As to the first, five pages (96-100) are enough to enable him to declare, without supporting his declaration by any positive argument which is not merely a different verbal expression of the same idea, that the Darwinian law of the struggle for existence has not undergone and can not undergo any transformation except that which will change the violent struggle into competition (the struggle of skill and intelligence) and that this law is irreconcilable with socialism; for it necessarily requires the sacrifice of the conquered, while socialism “would guarantee to all men their material existence, so they would have no cause for anxiety.”
But my friend, the Baron Garofalo, quietly and completely ignores the fundamental argument that the socialists oppose to the individualist interpretation that has hitherto been given of the struggle for life and which still affects the minds of some socialists so far as to make them think that the law of the struggle for life is not true and that Darwinism is irreconcilable with socialism.

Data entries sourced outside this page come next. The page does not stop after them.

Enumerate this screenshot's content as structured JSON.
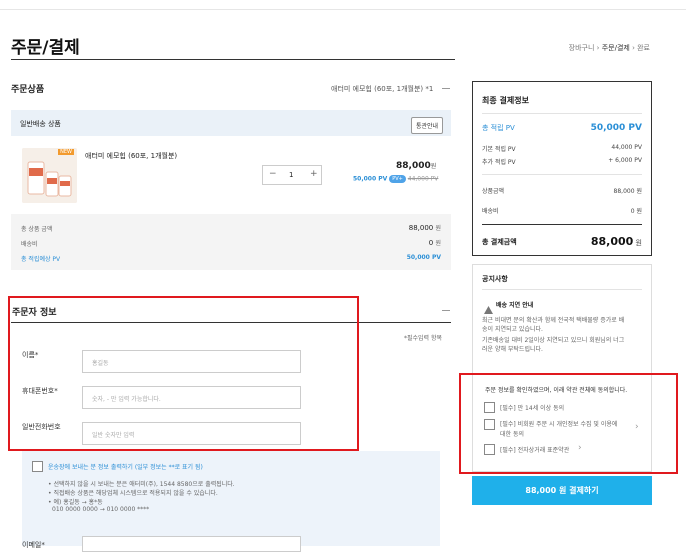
{
  "page": {
    "title": "주문/결제"
  },
  "breadcrumb": {
    "cart": "장바구니",
    "sep": "›",
    "order": "주문/결제",
    "done": "완료"
  },
  "product_section": {
    "title": "주문상품",
    "summary": "애터미 에모힙 (60포, 1개월분) *1",
    "delivery_label": "일반배송 상품",
    "notice_button": "통관안내",
    "item": {
      "badge": "NEW",
      "name": "애터미 에모힙 (60포, 1개월분)",
      "qty": "1",
      "minus": "−",
      "plus": "+",
      "price": "88,000",
      "won": "원",
      "pv": "50,000 PV",
      "pv_chip": "PV+",
      "old_price": "44,000 PV"
    },
    "summary_box": {
      "total_label": "총 상품 금액",
      "total_value": "88,000",
      "ship_label": "배송비",
      "ship_value": "0",
      "pv_label": "총 적립예상 PV",
      "pv_value": "50,000 PV",
      "won": "원"
    }
  },
  "orderer": {
    "title": "주문자 정보",
    "required_note": "*필수입력 항목",
    "name_label": "이름*",
    "name_placeholder": "홍길동",
    "phone_label": "휴대폰번호*",
    "phone_placeholder": "숫자, - 만 입력 가능합니다.",
    "tel_label": "일반전화번호",
    "tel_placeholder": "일반 숫자만 입력"
  },
  "shipping_note": {
    "checkbox_label": "운송장에 보내는 분 정보 출력하기 (일부 정보는 **로 표기 됨)",
    "line1": "• 선택하지 않을 시 보내는 분은 애터미(주), 1544 8580으로 출력됩니다.",
    "line2": "• 직접배송 상품은 해당업체 시스템으로 적용되지 않을 수 있습니다.",
    "line3": "• 예) 홍길동 → 홍*동",
    "line4": "010 0000 0000 → 010 0000 ****",
    "next_label": "이메일*"
  },
  "payment_panel": {
    "title": "최종 결제정보",
    "total_pv_label": "총 적립 PV",
    "total_pv_value": "50,000 PV",
    "base_pv_label": "기본 적립 PV",
    "base_pv_value": "44,000 PV",
    "add_pv_label": "추가 적립 PV",
    "add_pv_value": "+ 6,000 PV",
    "goods_label": "상품금액",
    "goods_value": "88,000",
    "ship_label": "배송비",
    "ship_value": "0",
    "final_label": "총 결제금액",
    "final_value": "88,000",
    "won": "원"
  },
  "notice": {
    "title": "공지사항",
    "subtitle": "배송 지연 안내",
    "body1": "최근 비대면 문의 확산과 함께 전국적 택배물량 증가로 배",
    "body2": "송이 지연되고 있습니다.",
    "body3": "기존배송일 대비 2일이상 지연되고 있으니 회원님의 너그",
    "body4": "러운 양해 부탁드립니다."
  },
  "agreements": {
    "intro": "주문 정보를 확인하였으며, 이래 약관 전체에 동의합니다.",
    "item1": "[필수] 만 14세 이상 동의",
    "item2a": "[필수] 비회원 주문 시 개인정보 수집 및 이용에",
    "item2b": "대한 동의",
    "item3": "[필수] 전자상거래 표준약관",
    "chevron": "›"
  },
  "pay_button": {
    "label": "88,000 원 결제하기"
  },
  "colors": {
    "accent": "#2b8fd6",
    "pay": "#1fb0ea",
    "highlight": "#e0191e"
  }
}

The socialists, in fact, think that the laws of life are the following, and that they are concurrent and inseparable: the struggle for existence and solidarity in the struggle against natural forces. If the first law is in spirit individualist, the second is essentially socialistic.
Now, not to repeat what I have written elsewhere, it is sufficient here for me to establish this positive fact that all human evolution is effected through the constantly increasing predominance of the law of solidarity over the law of the struggle for existence.
The forms of the struggle are transformed and grow milder, as I showed as long ago as 1883, and M. Garofalo accepts this way of looking at the matter when he recognizes that the muscular struggle is ever tending to become an intellectual struggle. But he has in view only the formal evolution; he wholly disregards the progressive decrease in the importance of the struggling function under the action of the other parallel law of solidarity in the struggle.
Here comes in that constant principle in sociology, that the social forms and forces co-exist always, but that their relative importance changes from epoch to epoch and from place to place.